By: Izumi Hasegawa August 29, 2014
Life of Crime is the film adaptation of Elmore Leonard’s novel The Switch which takes place in the ’70s. Yes, the fashion is very distinguished from that era. Fashion icon Jennifer Aniston plays a beautiful wife and mom in this film. Yes, she wore giant sunglasses and very ’70s clothes. What does she think about ’70s fashion? Also she talked about the backstory of being executive producer for this film, and playing a teenager’s mom in this film.
Q: What do you think about the ’70s?
It was awesome for the time and a lot of fun to wear all of that polyester and the handkerchiefs around the neck. My favorite piece of wardrobe was the sunglasses.
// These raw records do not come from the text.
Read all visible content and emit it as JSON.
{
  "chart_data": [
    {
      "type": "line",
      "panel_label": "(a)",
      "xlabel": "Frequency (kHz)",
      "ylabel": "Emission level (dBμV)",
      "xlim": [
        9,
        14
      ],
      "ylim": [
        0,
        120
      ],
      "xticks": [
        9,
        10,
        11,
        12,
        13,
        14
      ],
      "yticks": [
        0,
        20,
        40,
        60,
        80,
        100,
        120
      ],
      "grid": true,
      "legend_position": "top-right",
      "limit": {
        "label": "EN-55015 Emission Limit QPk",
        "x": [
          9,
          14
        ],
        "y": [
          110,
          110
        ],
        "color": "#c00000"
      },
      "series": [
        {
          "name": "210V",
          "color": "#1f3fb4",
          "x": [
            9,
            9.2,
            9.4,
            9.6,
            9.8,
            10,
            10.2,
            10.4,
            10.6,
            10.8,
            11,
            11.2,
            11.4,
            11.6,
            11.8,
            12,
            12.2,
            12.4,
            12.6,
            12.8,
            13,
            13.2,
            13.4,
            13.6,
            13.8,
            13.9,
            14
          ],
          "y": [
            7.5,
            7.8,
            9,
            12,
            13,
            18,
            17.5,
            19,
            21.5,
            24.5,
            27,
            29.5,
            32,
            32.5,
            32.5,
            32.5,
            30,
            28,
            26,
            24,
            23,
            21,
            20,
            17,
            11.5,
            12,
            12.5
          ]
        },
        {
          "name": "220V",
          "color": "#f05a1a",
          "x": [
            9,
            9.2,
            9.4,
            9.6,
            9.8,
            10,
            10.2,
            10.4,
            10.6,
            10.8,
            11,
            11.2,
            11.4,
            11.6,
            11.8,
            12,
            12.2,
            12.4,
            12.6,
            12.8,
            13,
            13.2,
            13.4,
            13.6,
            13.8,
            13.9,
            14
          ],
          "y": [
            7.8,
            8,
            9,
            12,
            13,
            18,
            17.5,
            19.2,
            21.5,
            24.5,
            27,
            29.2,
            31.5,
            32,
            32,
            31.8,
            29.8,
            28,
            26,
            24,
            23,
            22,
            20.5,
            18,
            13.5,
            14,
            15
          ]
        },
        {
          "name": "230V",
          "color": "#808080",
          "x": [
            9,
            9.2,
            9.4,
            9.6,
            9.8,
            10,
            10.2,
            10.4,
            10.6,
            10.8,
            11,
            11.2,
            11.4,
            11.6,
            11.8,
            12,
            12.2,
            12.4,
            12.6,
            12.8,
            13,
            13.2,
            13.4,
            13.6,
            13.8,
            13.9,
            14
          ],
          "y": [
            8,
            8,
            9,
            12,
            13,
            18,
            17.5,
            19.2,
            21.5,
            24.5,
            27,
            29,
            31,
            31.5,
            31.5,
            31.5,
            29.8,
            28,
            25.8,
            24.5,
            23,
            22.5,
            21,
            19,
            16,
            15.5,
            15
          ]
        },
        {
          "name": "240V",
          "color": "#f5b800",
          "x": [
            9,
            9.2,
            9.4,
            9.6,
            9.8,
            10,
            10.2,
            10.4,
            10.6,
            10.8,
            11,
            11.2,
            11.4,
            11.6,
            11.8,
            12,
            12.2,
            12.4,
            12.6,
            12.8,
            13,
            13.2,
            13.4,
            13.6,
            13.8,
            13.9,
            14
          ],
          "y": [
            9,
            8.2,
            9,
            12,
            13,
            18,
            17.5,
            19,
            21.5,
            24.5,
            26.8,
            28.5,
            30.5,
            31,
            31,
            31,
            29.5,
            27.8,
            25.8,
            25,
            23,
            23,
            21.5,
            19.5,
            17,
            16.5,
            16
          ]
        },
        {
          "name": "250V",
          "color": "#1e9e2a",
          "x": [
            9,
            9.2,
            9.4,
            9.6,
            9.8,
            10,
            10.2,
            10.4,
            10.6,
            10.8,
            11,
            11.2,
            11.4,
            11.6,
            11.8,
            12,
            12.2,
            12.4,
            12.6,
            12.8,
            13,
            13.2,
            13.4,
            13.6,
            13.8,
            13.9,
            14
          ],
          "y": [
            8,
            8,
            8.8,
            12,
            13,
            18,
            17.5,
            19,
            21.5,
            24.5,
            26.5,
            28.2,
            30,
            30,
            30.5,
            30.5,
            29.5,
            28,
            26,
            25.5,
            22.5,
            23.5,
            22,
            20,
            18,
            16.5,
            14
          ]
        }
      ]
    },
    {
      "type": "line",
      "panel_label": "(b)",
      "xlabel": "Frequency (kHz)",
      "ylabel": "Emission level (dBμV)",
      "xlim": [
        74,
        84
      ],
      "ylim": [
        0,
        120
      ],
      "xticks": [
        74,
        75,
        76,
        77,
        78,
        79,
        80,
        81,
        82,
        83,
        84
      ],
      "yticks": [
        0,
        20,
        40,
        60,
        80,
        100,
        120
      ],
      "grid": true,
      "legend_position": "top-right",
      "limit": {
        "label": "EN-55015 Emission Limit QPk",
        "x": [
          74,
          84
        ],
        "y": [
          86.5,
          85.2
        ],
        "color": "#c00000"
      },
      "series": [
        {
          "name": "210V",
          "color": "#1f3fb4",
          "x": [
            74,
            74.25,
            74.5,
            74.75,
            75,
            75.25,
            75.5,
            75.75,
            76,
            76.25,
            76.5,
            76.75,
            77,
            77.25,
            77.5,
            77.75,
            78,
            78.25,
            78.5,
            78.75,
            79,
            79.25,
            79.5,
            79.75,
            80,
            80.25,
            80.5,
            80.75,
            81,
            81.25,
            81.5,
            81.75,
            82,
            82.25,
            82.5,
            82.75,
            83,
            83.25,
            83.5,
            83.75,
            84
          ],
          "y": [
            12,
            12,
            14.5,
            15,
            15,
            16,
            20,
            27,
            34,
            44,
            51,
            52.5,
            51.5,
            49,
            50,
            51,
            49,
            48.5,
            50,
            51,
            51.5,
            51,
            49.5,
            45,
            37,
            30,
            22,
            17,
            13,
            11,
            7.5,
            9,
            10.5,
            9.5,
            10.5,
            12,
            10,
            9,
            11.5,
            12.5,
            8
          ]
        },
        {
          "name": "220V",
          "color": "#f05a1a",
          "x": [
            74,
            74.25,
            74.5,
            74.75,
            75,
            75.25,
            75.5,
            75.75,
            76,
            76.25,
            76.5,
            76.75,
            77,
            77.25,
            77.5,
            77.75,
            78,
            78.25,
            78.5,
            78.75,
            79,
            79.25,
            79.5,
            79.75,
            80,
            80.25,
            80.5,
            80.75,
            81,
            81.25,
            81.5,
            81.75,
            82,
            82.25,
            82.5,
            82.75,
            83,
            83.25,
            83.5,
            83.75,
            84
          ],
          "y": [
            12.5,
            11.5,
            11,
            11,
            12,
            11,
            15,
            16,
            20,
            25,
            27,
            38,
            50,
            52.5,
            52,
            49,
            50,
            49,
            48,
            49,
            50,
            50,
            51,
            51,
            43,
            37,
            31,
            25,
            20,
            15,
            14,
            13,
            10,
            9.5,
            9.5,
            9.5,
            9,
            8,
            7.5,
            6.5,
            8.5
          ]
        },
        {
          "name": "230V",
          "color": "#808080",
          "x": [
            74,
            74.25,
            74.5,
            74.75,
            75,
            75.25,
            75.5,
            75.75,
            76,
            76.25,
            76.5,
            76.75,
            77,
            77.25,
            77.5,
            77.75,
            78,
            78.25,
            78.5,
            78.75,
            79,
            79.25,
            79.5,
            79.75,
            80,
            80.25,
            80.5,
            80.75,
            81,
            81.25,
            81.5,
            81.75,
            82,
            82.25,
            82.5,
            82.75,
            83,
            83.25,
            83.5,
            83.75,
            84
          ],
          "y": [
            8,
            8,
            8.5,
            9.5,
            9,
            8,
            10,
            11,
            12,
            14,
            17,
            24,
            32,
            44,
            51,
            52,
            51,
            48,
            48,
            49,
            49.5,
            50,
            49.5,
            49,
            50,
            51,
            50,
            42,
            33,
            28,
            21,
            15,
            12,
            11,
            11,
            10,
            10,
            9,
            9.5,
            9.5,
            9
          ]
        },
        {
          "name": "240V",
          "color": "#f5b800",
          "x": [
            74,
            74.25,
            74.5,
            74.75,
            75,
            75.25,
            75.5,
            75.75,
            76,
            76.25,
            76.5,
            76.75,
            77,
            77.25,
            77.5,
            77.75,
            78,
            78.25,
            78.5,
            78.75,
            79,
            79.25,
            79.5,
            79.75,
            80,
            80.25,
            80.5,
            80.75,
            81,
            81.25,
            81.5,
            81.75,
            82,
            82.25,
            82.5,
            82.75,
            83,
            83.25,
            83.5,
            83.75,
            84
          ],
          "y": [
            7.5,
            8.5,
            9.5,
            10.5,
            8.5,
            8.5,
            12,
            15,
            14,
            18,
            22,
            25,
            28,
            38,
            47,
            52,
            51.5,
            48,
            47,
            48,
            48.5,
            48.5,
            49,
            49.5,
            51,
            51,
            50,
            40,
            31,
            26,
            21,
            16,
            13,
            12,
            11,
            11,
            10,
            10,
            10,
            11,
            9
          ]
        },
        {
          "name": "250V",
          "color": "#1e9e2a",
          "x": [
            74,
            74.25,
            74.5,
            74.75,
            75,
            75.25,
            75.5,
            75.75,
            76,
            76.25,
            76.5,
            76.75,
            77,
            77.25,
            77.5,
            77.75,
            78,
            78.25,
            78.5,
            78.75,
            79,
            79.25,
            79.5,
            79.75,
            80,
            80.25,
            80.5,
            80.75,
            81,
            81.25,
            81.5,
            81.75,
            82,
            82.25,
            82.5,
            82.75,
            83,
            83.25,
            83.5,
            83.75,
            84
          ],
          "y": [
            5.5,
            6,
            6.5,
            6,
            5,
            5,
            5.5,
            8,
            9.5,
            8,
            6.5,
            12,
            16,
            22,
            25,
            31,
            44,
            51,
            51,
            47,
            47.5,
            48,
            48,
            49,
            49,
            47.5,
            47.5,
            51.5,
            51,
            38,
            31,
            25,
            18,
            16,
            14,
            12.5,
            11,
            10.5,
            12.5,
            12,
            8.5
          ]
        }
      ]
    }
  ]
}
Q: Did you get to keep them?
No, I didn’t. I basically looked like my mom. I pulled out a lot of her old pictures and tried to rock the old Nancy Aniston 1970’s look.
Q: You were a producer for the film called Switch and now you are an executive producer of this film which is based on the novel The Switch. Tell us the behind-the-scenes story.
Well, this man (director Dan Schechter) just impressed me to no end and I was so excited because I’ve always loved Elmore Leonard. I had read The Switch (the book which this film is based on), which was the actual name, but we had to switch because I was already in a movie called The Switch about best friends making a baby. Then I read the book and I love how he writes his characters. They’re all so interesting and detailed. Also his bad guys aren’t the brightest, yet they somehow always make it happen and they’re actually lovable. I also thought Mickey’s character had such a beautiful arc and a powerful one. In that time to write that for a woman in the ’70s was pretty awesome. The whole package was really exciting for me. It was pretty much a no-brainer.
Q: One of my favorite scenes is your character, Mickey, and her son in the car. I can see some distance, but love. How did you get the chemistry and how did you research to play the teenager’s mother role?
It’s difficult because there isn’t that flow of communication that I think kids and parents have today where they talk about everything taboo. She kind of knew how bad the situation was with her husband, and she would let him act out or throw away some jabs at him. And her first instinct is to always be the good woman, the good wife. And then I think it was just such a beautiful exchange between them because it was sort of silent. It was more of acting with the eyes, and knowing that we’ll talk. “I know that you’re unhappy, and you know that I’m unhappy,” because he obviously, could see that he wasn’t treating me well. But at that time, she didn’t know how to tell him that she agreed with it. But yeah, again, it’s one of those wonderful scenes that you get to play, and it’s beautifully written.
Life of Crime opens in theaters on August 29th.